Мратникович прочитал им последнюю молитву. У него был прекрасный голос, благозвучный, какой обычно бывает у смиренных и хороших людей. Они были сосредоточены и спокойны. Вновь зачитали приговор, они спокойно его выслушали, и тут пришла очередь одного из них, пониже ростом. Так я запоминаю своих «пациентов». Это был Чубрилович. Сегодня все это знают. Как и то, что он показал себя настоящим героем, сознательно принесшим себя в жертву. Я и сегодня утверждаю, что не могу понять его. Не понимаю это упрямство. Но вы ведь и не ожидаете, что я начну рассуждать о виновности, вы хотите, чтобы я рассказал вам, как это было тем утром. Таким холодным утром, что мои подручные едва успели подготовить виселицу по всем правилам. Я настаивал на этом. Повешение не могло начаться без того, чтобы не были соблюдены все мои инструкции и правила. Чубрилович был крепким мужчиной, решительным, шагал уверенно, совсем не как в последний путь. Вот тут я вам что-то расскажу, чего народ не знает, да и вы, журналисты, тоже. По традиции, насчитывающей несколько столетий, барабанщик, пока на шею надевают петлю, что есть силы колотит в барабан, мелко, быстро. Если приговоренный и хотел бы что-то сказать, услышать его мог только палач. То есть я. Так вот, Чубрилович ничего не сказал. Как будто барабанщик оборвал его, я смотрел, как он молча открывает и закрывает рот. Наверное, хотел что-то сказать. Но не сумел, да будет ему земля пухом. То, что газеты написали, будто он крикнул, насколько я припоминаю: «С Богом, да здравствует народ, да здравствует…» — это неправда. Ничего он не сказал. Разве что в самом начале. Когда встал под столб, начал снимать галстук и воротничок. Я хотел помочь ему, потому что тот с трудом отстегивался, а он мне спокойно так сказал: «Не надо, я сам!» Так и сказал, не надо, я сам.

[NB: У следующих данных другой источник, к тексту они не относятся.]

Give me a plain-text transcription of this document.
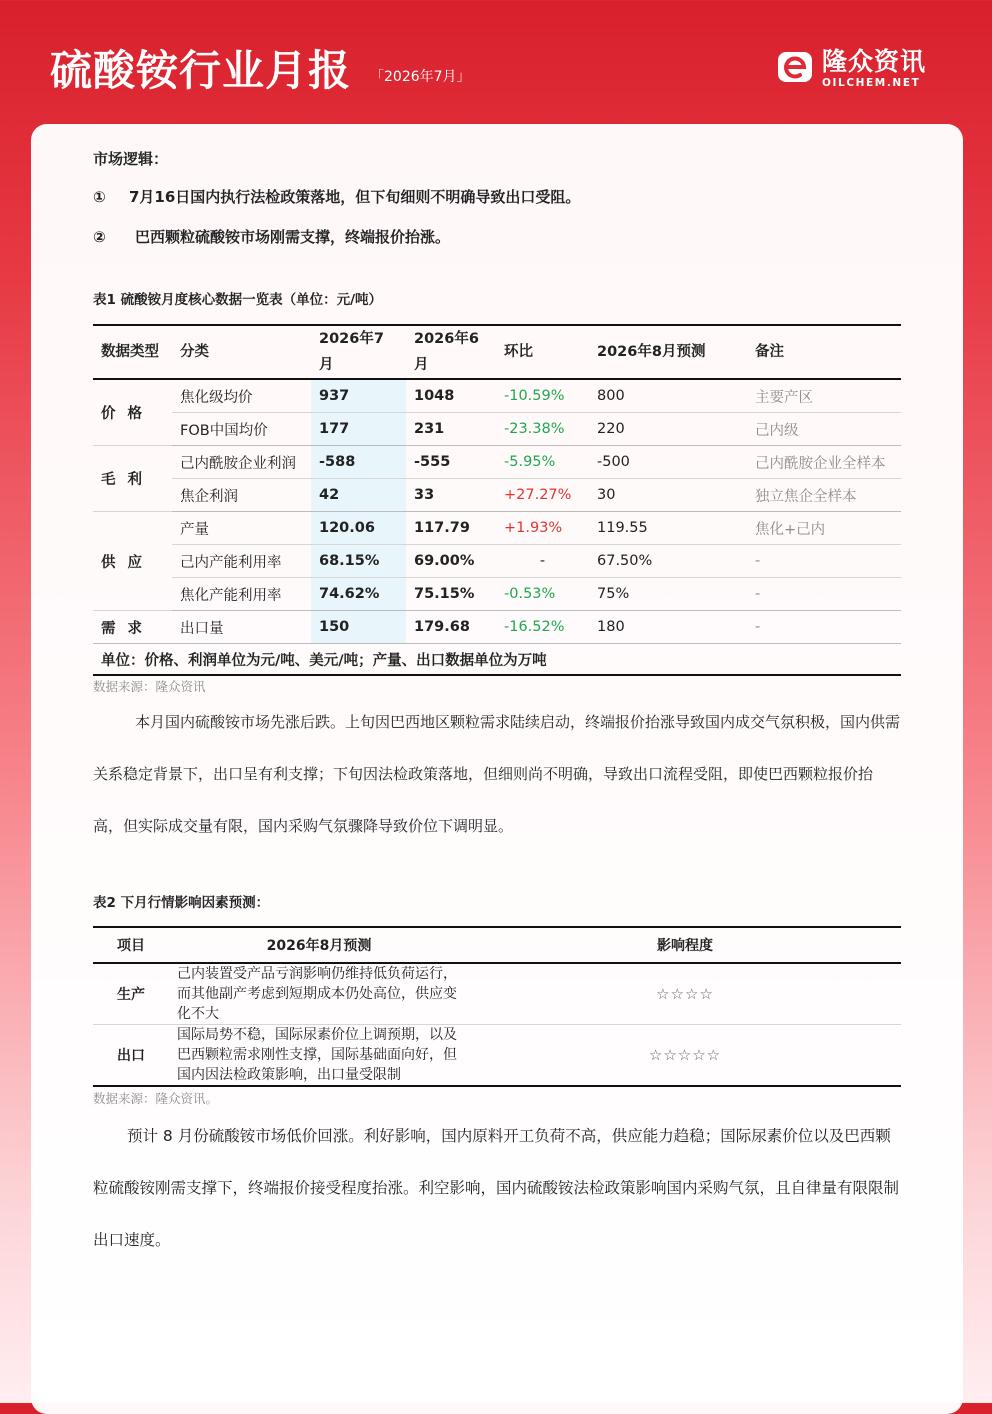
硫酸铵行业月报 「2026年7月」
隆众资讯
OILCHEM.NET
市场逻辑：
① 7月16日国内执行法检政策落地，但下旬细则不明确导致出口受阻。
② 巴西颗粒硫酸铵市场刚需支撑，终端报价抬涨。
表1 硫酸铵月度核心数据一览表（单位：元/吨）
数据类型	分类	2026年7月	2026年6月	环比	2026年8月预测	备注
价格	焦化级均价	937	1048	-10.59%	800	主要产区
	FOB中国均价	177	231	-23.38%	220	己内级
毛利	己内酰胺企业利润	-588	-555	-5.95%	-500	己内酰胺企业全样本
	焦企利润	42	33	+27.27%	30	独立焦企全样本
供应	产量	120.06	117.79	+1.93%	119.55	焦化+己内
	己内产能利用率	68.15%	69.00%	-	67.50%	-
	焦化产能利用率	74.62%	75.15%	-0.53%	75%	-
需求	出口量	150	179.68	-16.52%	180	-
单位：价格、利润单位为元/吨、美元/吨；产量、出口数据单位为万吨						
数据来源：隆众资讯
本月国内硫酸铵市场先涨后跌。上旬因巴西地区颗粒需求陆续启动，终端报价抬涨导致国内成交气氛积极，国内供需关系稳定背景下，出口呈有利支撑；下旬因法检政策落地，但细则尚不明确，导致出口流程受阻，即使巴西颗粒报价抬高，但实际成交量有限，国内采购气氛骤降导致价位下调明显。
表2 下月行情影响因素预测：
项目	2026年8月预测	影响程度
生产	己内装置受产品亏润影响仍维持低负荷运行，而其他副产考虑到短期成本仍处高位，供应变化不大	☆☆☆☆
出口	国际局势不稳，国际尿素价位上调预期，以及巴西颗粒需求刚性支撑，国际基础面向好，但国内因法检政策影响，出口量受限制	☆☆☆☆☆
数据来源：隆众资讯。
预计 8 月份硫酸铵市场低价回涨。利好影响，国内原料开工负荷不高，供应能力趋稳；国际尿素价位以及巴西颗粒硫酸铵刚需支撑下，终端报价接受程度抬涨。利空影响，国内硫酸铵法检政策影响国内采购气氛，且自律量有限限制出口速度。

Вторым был Йованович, взвинченный, лихорадка его колотила, но собрался все-таки. И его слова оборвал барабанщик. Но мне кажется, он все-таки крикнул что-то вроде: «Да здравствует народ!» Ладно, а может: «Долой Австрию!» Что тут поделаешь, они нам императора убили. Так кто-то написал, и это совершенно верно.

Илич, Данило, самый серьезный из них, он мне показался самым странным. Есть такие приговоренные, которые вроде бы как присутствуют, но их нет, где-то они в своих собственных мыслях. Простились со здешним миром, хотя еще не отправились туда, где мы все будем. Кто-то толкует такое состояние так, кто-то — эдак. Говорят о твердости, убежденности, откуда я знаю. Не умею читать чужие мысли, говорю только то, что сам видел и слышал. Вот вам и все. Как видите, ничего особенного, я вам днями напролет могу рассказывать о всех тех, кого я со своими подручными перевешал за три года той страшной войны. Бывает, проснусь ночью в поту, увидев их, толпящихся вокруг меня, душащих меня. Уголовники мне никогда не снились. Политические — да, во время войны и после, и по сей день. Молодой Влайко Вешович, которого я повесил в Колашине. Он мне часто снится. Но во сне он мне кажется ростом выше и красивее, я бы сказал, как святой выглядит.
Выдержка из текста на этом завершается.